В 7 лет я пошел в первый класс и всю первую четверть старательно писал кружочки и крючочки. При этом, десяти лет мне вполне хватило, чтобы изучить и математику, физику, химию и историю, прочитать Тома Сойера, Войну и мир, Последний из могикан и Пикник на обочине, насладиться стихами Пушкина и Байрона, научиться не только делать табуретки, но и шить фартуки и вязать шарфики. Я до сих пор помню фамилии авторов моих школьных и институтских учебников, и мне за них не стыдно. Теперь учебники пишут никому не известные сотрудники НИИ, УЦ, а то и ООО и ЧП.
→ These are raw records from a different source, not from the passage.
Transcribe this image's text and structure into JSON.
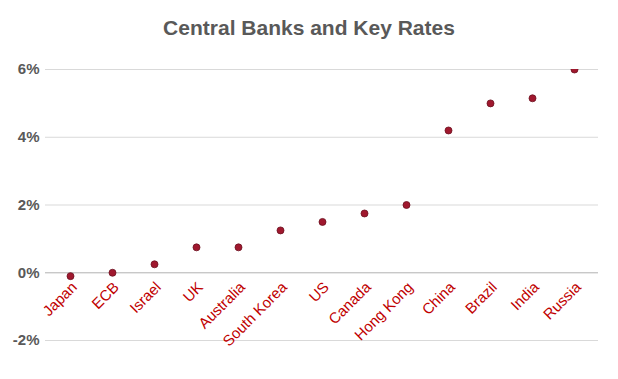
{
  "chart_data": {
    "type": "scatter",
    "title": "Central Banks and Key Rates",
    "categories": [
      "Japan",
      "ECB",
      "Israel",
      "UK",
      "Australia",
      "South Korea",
      "US",
      "Canada",
      "Hong Kong",
      "China",
      "Brazil",
      "India",
      "Russia"
    ],
    "values": [
      -0.1,
      0,
      0.25,
      0.75,
      0.75,
      1.25,
      1.5,
      1.75,
      2.0,
      4.2,
      5.0,
      5.15,
      6.0
    ],
    "color": "#a0182e",
    "marker": "circle",
    "ylim": [
      -2,
      6
    ],
    "yticks": [
      {
        "value": -2,
        "label": "-2%"
      },
      {
        "value": 0,
        "label": "0%"
      },
      {
        "value": 2,
        "label": "2%"
      },
      {
        "value": 4,
        "label": "4%"
      },
      {
        "value": 6,
        "label": "6%"
      }
    ],
    "grid": true
  }
}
Двенадцати лет уже не хватает, чтобы втиснуть в беззащитные детские головы ворох бессистемных и бесполезных знаний, не складывающихся в понятия и не запоминающихся в виде целостных образов. Дошкольники уже не играют в «Дочки матери» и не знают кто такая Красная шапочка. С трех лет они уже усиленно готовятся к школе, чтобы 12 лет готовиться в институт, чтобы еще через пять лет с удивлением узнать, что все это им было совершенно не нужно.
В нашем неуемном желании дать нашим детям как можно больше и как можно раньше, мы отнимаем у них то прекрасное, что у них уже есть. Мы даем им костыли вместо ног, фотоаппарат вместо глаз, магнитофон вместо мозгов, готовые фразы и суждения вместо собственных мыслей. Мы заставляем их ходить там, где некуда пойти, видеть там, где не на что смотреть, говорить о том, чего мы сами не понимаем и никогда в жизни не видели.
Мы не хотим терпеливо ждать пока из семечка покажется росток, у ростка появятся листики, когда распустятся цветы, когда завяжутся, вырастут и созреют плоды. Да мы уже и забыли откуда берутся яблоки. Мы верим, что они растут в магазине и хотим получить их сразу и без хлопот.
Мы хотим как лучше, а делаем как всегда.